A razão e seus limites
Essa compreensão do momento em que o Espírito da Verdade nos trouxe a
Doutrina suscita outras questões. Uma delas, que considero mais digna de
reflexão, refere-se a aspectos das antigas práticas religiosas. Se o Espiritismo
significa uma alteração profunda da compreensão que temos sobre a Razão e seus
limites, como devemos passar a encarar as práticas religiosas herdadas do tempo
em que a Fé era tão somente o campo do inexplicável e do fantástico? Como
devemos refletir sobre a missa católica, a circuncisão judaica ou os ritos
budistas?
Na verdade, poucos de nós, espíritas, admitiríamos ser totalmente insensíveis
diante das cerimônias religiosas de outras crenças, sejam elas cristãs ou não.
Qual de nós não se sente tocado ao ouvir o som harmonioso dos cânticos
gregorianos, só para citar um exemplo mais contundente? Felizmente, essa comoção
que muitas vezes sentimos diante de outros credos e mesmo diante de outros
rituais não deve causar-nos nenhum drama de consciência. É a própria Doutrina
espírita que vem em nosso socorro para esclarecer, afinal, porque o espírita,
tão mais racional que tantos outros adeptos de outras tantas religiões, não é
insensível a alguns de seus ritos.
Antes de expressar minha própria opinião nesse campo, gostaria de louvar o
texto “Ritos e Doutrina Espírita”, publicado na edição 337 do Boletim GEAE, pelo
companheiro Ademir Xavier, sobre o mesmo tema. Acerca da opinião de Ademir,
acredito que não cabe reparo algum.
Como aprendemos no Livro dos Espíritos, aplica-se à evolução da compreensão
humana, em todos os campos, à máxima de que a Natureza não dá saltos. Isso
significa que, a cada nova experiência terrena, avançamos um pouco mais nos
campos intelectual e moral, sem jamais rompermos abruptamente com passado, seja
em seus aspectos positivos – o aprendizado já acumulado – seja nos negativos –
as dívidas acumuladas com o próximo ou conosco mesmos.

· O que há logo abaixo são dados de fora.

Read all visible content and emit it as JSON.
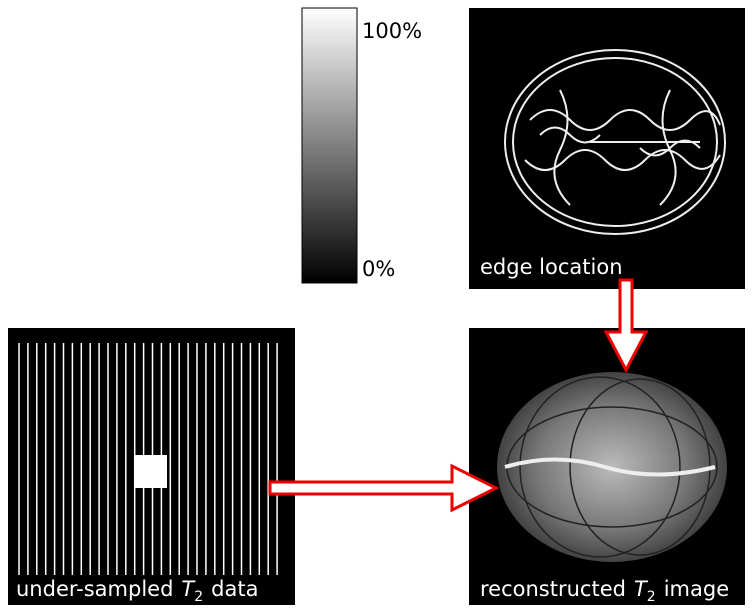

Cada um de nós que hoje abraça a Doutrina Espírita, encontra-se em estágio
mais avançado de entendimento acerca da Razão e seus limites. Sabemos que Fé e
Razão são plenamente conciliáveis, até as fronteiras do nosso entendimento. Se é
assim, certamente fomos iniciados no campo da religião em vidas anteriores, no
seio de outras doutrinas, praticando seus ritos e comungando de seus dogmas e
crenças. Inescapavelmente, teremos ouvido os cantos, acendido os lumes, visitado
os alteres e respeitado os dias consagrados dessas outras crenças. Foi em meio a
seus ritos que realizamos os primeiros progressos na escola do entendimento
religioso, aprendendo os rudimentos da fé na existência de um Ser Maior e da
vida espiritual. Foi em meio aos ritos antigos que nos sentimos irmanados a
nossos companheiros de fé e de jornada evolutiva e convocados a refletir sobre a
justiça divina e a necessidade de um comportamento moral adequado.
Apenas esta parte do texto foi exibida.